CSE 5334:002 Data Mining

CSE 5334: Data Mining

Section 002, Spring 2015

TuTh 2:00PM - 3:20PM, PKH 321

Course Description and Goals

This course is designed to teach you, at the graduate level, data mining algorithms for analyzing very large amounts of data. The topics include data extraction, exploratory data analysis, visualization, classification, clustering, frequent itemsets, search engine basics, recommender systems, dimensionality reduction etc. At the end of the semester you should:

have a solid understanding of the basic concepts, principles, and techniques in data mining
be familiar with most of the classical data mining algorithms
be able to perform systematic analysis of real world data mining problems end to end
be able to model data mining problems and evaluate, visualize and communicate statistical models

Books

This course covers a wide variety of topics that are not covered in a single book. Some of the topics covered in the class will be found in one of the text books given below. If none covers the topic, the instructor will point to the appropriate resources and also provide the slides. The mnemonics MMDS, DMA, ISLR and IIR will be used refer to these books in the readings.

[MMDS] Mining of Massive Datasets by Jure Leskovec, Anand Rajaraman, Jeff Ullman. Free eBook can be found here.
[DMA] Data Mining and Analysis: Fundamental Concepts and Algorithms by Mohammed Zaki and Wagner Meira. Free eBook can be found here.
[ISLR] An Introduction to Statistical Learning with Applications in R by Gareth James, Daniela Witten, Trevor Hastie and Robert Tibshirani. Free eBook can be found here.
[IIR] Introduction to Information Retrieval by Christopher D. Manning, Prabhakar Raghavan and Hinrich Schutze. Free eBook can be found here.

In addition, there are some "classic" data mining books that are great references. These books are optional but great to have anyway!

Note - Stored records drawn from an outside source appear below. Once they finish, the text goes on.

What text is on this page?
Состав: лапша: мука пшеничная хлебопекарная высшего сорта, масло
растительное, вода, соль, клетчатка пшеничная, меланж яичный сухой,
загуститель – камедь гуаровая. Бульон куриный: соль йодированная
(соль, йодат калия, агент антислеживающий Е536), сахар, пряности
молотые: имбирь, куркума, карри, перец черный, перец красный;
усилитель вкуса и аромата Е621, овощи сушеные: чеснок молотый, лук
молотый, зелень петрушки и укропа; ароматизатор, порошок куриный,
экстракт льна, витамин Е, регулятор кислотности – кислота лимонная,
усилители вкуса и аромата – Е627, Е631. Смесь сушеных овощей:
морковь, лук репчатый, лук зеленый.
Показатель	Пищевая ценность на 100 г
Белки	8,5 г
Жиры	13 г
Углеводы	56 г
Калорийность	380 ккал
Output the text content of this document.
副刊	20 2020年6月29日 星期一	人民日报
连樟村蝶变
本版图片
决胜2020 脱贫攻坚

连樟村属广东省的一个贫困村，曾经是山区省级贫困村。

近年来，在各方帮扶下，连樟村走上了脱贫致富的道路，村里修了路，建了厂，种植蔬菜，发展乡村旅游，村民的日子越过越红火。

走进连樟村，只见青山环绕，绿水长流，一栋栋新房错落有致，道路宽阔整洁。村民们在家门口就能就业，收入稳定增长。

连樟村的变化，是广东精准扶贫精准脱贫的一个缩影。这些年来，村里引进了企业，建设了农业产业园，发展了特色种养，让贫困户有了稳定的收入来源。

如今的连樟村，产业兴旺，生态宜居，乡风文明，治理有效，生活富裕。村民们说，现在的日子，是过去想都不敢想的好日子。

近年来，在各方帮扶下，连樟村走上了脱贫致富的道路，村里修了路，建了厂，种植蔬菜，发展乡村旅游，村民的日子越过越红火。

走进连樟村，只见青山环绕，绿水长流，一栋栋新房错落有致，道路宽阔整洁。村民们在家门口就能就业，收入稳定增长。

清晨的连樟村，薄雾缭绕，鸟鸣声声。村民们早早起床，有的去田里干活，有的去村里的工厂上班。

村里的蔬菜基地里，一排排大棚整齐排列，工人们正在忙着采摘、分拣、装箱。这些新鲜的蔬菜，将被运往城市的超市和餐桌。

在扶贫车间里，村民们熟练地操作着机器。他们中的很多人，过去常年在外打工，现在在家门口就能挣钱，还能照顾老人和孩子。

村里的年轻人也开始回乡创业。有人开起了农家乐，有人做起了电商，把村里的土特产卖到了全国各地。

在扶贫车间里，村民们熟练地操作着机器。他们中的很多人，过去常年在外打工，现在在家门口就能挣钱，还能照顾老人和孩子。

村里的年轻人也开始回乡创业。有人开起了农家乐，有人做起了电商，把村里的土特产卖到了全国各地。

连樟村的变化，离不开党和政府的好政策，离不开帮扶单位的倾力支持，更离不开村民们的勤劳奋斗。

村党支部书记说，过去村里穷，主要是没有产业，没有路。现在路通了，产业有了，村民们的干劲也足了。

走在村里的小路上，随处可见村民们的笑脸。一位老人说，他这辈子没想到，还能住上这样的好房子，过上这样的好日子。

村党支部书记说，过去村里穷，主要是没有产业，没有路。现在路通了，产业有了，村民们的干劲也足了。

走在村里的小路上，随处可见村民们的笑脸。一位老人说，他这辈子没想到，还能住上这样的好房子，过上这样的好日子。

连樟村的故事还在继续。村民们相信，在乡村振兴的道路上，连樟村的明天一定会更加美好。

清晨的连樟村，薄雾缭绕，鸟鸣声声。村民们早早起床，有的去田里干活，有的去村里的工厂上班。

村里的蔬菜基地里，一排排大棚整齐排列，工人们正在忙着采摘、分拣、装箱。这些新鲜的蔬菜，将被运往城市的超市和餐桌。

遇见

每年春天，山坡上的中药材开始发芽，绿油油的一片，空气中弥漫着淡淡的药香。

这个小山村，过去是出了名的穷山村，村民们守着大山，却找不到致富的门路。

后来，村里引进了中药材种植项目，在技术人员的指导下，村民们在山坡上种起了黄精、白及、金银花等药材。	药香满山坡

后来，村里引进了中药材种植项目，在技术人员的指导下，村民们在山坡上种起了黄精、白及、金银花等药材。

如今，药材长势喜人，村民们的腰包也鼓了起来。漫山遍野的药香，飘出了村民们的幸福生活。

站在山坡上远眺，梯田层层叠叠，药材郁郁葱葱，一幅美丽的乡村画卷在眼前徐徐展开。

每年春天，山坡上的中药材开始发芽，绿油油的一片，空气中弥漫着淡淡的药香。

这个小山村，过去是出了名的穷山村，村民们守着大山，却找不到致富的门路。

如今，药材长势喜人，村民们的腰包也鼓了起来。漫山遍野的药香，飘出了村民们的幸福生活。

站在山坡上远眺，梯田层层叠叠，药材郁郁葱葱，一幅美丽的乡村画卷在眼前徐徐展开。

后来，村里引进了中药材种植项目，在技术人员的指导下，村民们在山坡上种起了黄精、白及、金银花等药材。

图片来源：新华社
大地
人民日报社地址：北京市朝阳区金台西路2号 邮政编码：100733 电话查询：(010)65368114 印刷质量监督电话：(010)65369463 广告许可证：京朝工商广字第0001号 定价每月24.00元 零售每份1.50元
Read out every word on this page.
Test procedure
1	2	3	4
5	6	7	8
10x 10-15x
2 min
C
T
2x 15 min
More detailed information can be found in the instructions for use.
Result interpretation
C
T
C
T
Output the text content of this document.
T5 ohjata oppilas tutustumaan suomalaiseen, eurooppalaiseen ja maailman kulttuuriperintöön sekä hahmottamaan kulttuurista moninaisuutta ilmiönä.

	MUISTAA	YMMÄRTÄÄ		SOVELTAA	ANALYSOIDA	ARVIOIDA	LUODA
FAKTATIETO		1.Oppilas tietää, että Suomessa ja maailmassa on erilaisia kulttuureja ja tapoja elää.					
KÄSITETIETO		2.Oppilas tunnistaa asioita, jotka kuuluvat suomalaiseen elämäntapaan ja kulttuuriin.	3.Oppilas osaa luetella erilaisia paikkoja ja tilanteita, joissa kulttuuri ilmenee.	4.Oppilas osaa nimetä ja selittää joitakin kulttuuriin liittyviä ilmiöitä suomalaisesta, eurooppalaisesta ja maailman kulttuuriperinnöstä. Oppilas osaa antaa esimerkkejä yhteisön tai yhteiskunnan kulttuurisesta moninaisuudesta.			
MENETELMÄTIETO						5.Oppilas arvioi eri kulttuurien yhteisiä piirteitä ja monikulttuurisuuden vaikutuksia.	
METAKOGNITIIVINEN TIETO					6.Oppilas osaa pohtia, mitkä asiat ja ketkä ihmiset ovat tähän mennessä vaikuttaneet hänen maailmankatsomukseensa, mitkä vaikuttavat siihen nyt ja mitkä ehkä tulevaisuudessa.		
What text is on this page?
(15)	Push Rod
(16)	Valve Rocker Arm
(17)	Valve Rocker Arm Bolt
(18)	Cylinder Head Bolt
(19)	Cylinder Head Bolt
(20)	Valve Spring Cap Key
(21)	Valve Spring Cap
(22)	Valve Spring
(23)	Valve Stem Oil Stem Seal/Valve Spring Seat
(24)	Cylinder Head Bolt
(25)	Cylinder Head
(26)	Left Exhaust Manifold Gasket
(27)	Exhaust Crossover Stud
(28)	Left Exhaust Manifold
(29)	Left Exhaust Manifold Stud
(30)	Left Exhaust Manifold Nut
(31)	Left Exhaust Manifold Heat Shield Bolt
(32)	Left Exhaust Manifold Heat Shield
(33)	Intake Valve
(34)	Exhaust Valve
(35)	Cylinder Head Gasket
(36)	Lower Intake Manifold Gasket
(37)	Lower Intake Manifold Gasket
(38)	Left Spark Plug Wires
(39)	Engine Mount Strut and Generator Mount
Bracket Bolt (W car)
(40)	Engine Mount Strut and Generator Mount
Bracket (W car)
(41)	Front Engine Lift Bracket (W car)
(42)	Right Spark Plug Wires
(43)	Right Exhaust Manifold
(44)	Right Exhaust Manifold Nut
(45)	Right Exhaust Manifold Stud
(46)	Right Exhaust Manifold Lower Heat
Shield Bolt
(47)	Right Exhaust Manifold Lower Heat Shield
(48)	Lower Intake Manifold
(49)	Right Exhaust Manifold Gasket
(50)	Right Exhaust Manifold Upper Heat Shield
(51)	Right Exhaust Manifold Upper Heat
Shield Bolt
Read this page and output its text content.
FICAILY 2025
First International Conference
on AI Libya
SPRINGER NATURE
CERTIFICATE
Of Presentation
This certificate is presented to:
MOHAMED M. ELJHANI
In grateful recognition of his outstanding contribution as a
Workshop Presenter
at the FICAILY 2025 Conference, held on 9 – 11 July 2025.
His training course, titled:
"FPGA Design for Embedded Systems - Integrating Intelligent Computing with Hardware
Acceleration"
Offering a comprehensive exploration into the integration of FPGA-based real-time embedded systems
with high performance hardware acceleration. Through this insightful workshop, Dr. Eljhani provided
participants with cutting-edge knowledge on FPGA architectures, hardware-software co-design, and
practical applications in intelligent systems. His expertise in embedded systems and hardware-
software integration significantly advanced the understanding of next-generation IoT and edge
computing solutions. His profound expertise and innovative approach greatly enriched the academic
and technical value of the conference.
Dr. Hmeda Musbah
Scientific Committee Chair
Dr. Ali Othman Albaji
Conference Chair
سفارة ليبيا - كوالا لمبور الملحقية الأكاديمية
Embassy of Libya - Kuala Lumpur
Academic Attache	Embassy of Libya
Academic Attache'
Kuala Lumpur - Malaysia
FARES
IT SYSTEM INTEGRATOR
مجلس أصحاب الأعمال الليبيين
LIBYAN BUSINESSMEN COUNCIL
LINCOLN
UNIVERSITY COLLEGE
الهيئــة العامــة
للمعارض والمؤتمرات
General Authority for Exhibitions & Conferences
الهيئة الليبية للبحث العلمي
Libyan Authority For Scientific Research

[DMCT]Data Mining: Concepts and Techniques, 3rd ed. by Jiawei Han, Micheline Kamber and Jian Pei.
[IDM]Introduction to Data Mining by Pang-Ning Tan, Michael Steinbach, and Vipin Kumar.
[PRML]Pattern Recognition and Machine Learning by Christopher M. Bishop.

Topics covered

The tentative list of topics to be covered in the class include:

Data Science process: Extraction, Exploration, Visualization and Communication
Classification models such as Decision trees, kNN, Naive Bayes, and others
Ensemble learning such as Random Forests and AdaBoost
Clustering algorithms such as k-Means, k-medoids, k-center, hierarchical clustering
Frequent itemsets and Apriori algorithm
Search Engine basics
Recommender systems
Dimensionality reduction techniques such as PCA, LSH and MDS
Practical techniques such as sampling, feature selection, model testing, hypothesis testing etc

Grading

Your grade will be based on the following weights:

Programming Projects: 30%
- There will be 5 programming projects where you will implement some of the key ideas covered in the class
- The coding will be in Python and will done on IPython notebooks
- You can form team of 1-3 members. It is recommended to form teams as some of the projects could be challenging

Capstone Project: 10%
- There will be a single team based capstone project at the end of the course
- This project could be used to demonstrate mastery of the topics covered by the course
- The instructor will provide a sample project. You can also create a equivalent project after consulting with the instructor.
- The hope is that this project (along with some of programming projects) will be part of the portfolio that you could share with your employers during interviews.

Midterm: 30%
- There will one midterm exam during the semester covering first half of the course.
- There will be no make up exams except under extenuating circumstances!

Final : 30%
- There will one non-comprehensive final exam during the semester covering second half of the course.
- There will be no make up exams except under extenuating circumstances!

Make-ups: Make-ups for graded activities may be arranged if your absence is caused by illness or work/personal emergency. A written explanation (including supporting documentation) must be submitted to the Instructor. If the explanation is acceptable, an alternative to the graded activity will be arranged. Make-up arrangements must be arranged prior to the scheduled due date.

Late days: Each student has 5 late days to use at his or her discretion for the problem sets and programming assignments. One cannot use more than 2 days for one assignment or problem set without prior approval from the instructors. Please reserve your late days for legitimate emergencies. Each late day constitutes a 24-hour extension; you cannot split late days into smaller increments. If two partners on a programming exercise want to take a late day, they must contribute two days from their allotment; either one from each of them, or, with permission, two days from the person with extra late days.

Late penalties: Once a student runs out of late days, any late submissions are penalized at a rate of 50% per day. No assignment may be handed in more than 2 days late.

Prerequisites

Algorithms & Data Structures (CSE 2320) or equivalent
Basic knowledge of databases, linear algebra, probability and statistics
Prior knowledge of Python (and packages such as Pandas, Scikit-learn, matplotlib) is optional but would be helpful in the course. If not, we will spend first few days brushing up these topics.